There were, however, a number of Christian clergy who took a pastoral message from his work, she said. “They knew that couples in their congregations were struggling, and they were willing and eager to learn from him,” she said of Kinsey, best known for his books Sexual Behavior in the Human Male (1948) and Sexual Behavior in the Human Female (1953). 

Discussions spurred by religious leaders influenced by Kinsey spanned a broad spectrum of issues pertaining to sex, marriage and family life, and subjects that were once taboo increasingly received frank and open consideration, she said.

Representing an opposing angle was the colorful fundamentalist Hargis, an evangelistic and conservative crusader of the 1950 and 60s.

First known for his railings against communist infiltration in the churches, Hargis soon focused on his belief that Communists were trying to bring sex education to schools to destroy American morality.

Hargis, said Griffith, inaugurated the religious-political alliance that critics now call the Religious Right. His career ended in 1976 when his sexual improprieties with male and female students at an Oklahoma college were revealed.

While at Samford, Griffith participated in an undergraduate seminar on women and evangelicalism and met with clergy at a lunch organized by Samford’s Resource Center for Pastoral Excellence.

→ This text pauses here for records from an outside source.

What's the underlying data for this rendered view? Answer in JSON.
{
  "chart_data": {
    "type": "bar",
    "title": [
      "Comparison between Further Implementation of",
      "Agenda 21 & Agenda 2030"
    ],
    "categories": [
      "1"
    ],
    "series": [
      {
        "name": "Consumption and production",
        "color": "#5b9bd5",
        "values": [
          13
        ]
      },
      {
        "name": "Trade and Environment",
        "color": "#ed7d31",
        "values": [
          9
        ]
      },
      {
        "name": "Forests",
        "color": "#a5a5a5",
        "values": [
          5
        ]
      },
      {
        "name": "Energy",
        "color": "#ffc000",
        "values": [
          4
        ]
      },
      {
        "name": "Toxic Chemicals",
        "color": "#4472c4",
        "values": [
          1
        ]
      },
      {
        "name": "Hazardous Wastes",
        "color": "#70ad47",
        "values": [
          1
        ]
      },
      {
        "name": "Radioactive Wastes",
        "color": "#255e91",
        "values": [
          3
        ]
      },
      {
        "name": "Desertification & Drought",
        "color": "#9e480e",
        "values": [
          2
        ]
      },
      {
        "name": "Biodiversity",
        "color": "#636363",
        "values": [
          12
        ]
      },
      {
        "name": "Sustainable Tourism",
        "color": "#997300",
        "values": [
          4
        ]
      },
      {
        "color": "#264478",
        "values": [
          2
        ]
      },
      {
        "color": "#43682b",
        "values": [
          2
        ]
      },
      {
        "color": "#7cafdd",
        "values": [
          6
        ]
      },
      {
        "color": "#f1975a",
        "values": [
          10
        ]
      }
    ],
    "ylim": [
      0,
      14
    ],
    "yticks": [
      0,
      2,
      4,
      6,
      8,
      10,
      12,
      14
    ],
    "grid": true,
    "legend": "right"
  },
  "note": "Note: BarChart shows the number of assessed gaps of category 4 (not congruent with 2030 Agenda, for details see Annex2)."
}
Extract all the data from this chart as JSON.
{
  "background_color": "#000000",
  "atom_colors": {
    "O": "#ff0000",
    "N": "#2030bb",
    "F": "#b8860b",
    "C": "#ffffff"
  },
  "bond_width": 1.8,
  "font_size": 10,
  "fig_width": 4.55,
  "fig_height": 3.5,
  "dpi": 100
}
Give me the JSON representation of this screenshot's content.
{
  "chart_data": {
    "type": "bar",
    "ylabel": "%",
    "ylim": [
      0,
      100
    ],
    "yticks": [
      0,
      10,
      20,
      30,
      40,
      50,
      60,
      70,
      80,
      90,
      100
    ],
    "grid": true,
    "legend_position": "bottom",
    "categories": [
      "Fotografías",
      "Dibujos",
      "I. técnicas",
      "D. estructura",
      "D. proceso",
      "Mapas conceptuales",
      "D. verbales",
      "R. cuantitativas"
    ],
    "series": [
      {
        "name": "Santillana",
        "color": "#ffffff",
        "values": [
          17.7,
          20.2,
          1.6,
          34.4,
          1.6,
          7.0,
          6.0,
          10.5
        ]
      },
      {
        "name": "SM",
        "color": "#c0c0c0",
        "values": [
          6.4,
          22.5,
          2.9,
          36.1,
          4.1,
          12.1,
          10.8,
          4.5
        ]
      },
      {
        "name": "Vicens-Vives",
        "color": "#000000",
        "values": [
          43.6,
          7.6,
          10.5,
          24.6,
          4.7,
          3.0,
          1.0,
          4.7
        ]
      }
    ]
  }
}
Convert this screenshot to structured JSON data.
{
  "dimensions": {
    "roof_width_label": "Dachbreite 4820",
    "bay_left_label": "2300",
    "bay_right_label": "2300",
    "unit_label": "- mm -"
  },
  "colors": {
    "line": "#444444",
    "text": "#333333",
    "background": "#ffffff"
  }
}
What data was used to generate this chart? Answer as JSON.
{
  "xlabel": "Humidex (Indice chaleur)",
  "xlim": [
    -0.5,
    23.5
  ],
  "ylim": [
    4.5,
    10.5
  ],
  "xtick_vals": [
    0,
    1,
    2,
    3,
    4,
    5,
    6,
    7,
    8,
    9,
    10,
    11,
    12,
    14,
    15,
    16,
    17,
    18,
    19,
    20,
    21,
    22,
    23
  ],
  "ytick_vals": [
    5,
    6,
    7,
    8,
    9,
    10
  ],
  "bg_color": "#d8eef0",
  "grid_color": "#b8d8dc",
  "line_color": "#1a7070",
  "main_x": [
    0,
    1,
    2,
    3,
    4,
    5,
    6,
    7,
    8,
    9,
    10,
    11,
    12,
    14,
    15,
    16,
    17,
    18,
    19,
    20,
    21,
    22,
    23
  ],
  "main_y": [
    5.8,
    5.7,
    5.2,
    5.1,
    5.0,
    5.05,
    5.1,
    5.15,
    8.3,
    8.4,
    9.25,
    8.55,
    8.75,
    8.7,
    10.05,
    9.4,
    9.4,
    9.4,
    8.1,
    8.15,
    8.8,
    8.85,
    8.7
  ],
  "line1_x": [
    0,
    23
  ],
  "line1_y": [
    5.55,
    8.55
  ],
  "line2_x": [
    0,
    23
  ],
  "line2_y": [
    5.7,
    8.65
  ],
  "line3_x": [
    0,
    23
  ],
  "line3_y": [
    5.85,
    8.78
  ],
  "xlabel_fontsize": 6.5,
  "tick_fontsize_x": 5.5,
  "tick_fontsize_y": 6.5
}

The annual Robbins lectureship, established in 2008 to honor the memory of former Samford religion professor Ray Frank Robbins, focuses on the intersection of scholarship and Christian living.

 
Samford is a leading Christian university offering undergraduate programs grounded in the liberal arts with an array of nationally recognized graduate and professional schools. Founded in 1841, Samford is the 87th-oldest institution of higher learning in the United States. Samford enrolls 5,791 students from 49 states, Puerto Rico and 16 countries in its 10 academic schools: arts, arts and sciences, business, divinity, education, health professions, law, nursing, pharmacy and public health. Samford fields 17 athletic teams that compete in the tradition-rich Southern Conference and ranks 6th nationally for its Graduation Success Rate among all NCAA Division I schools.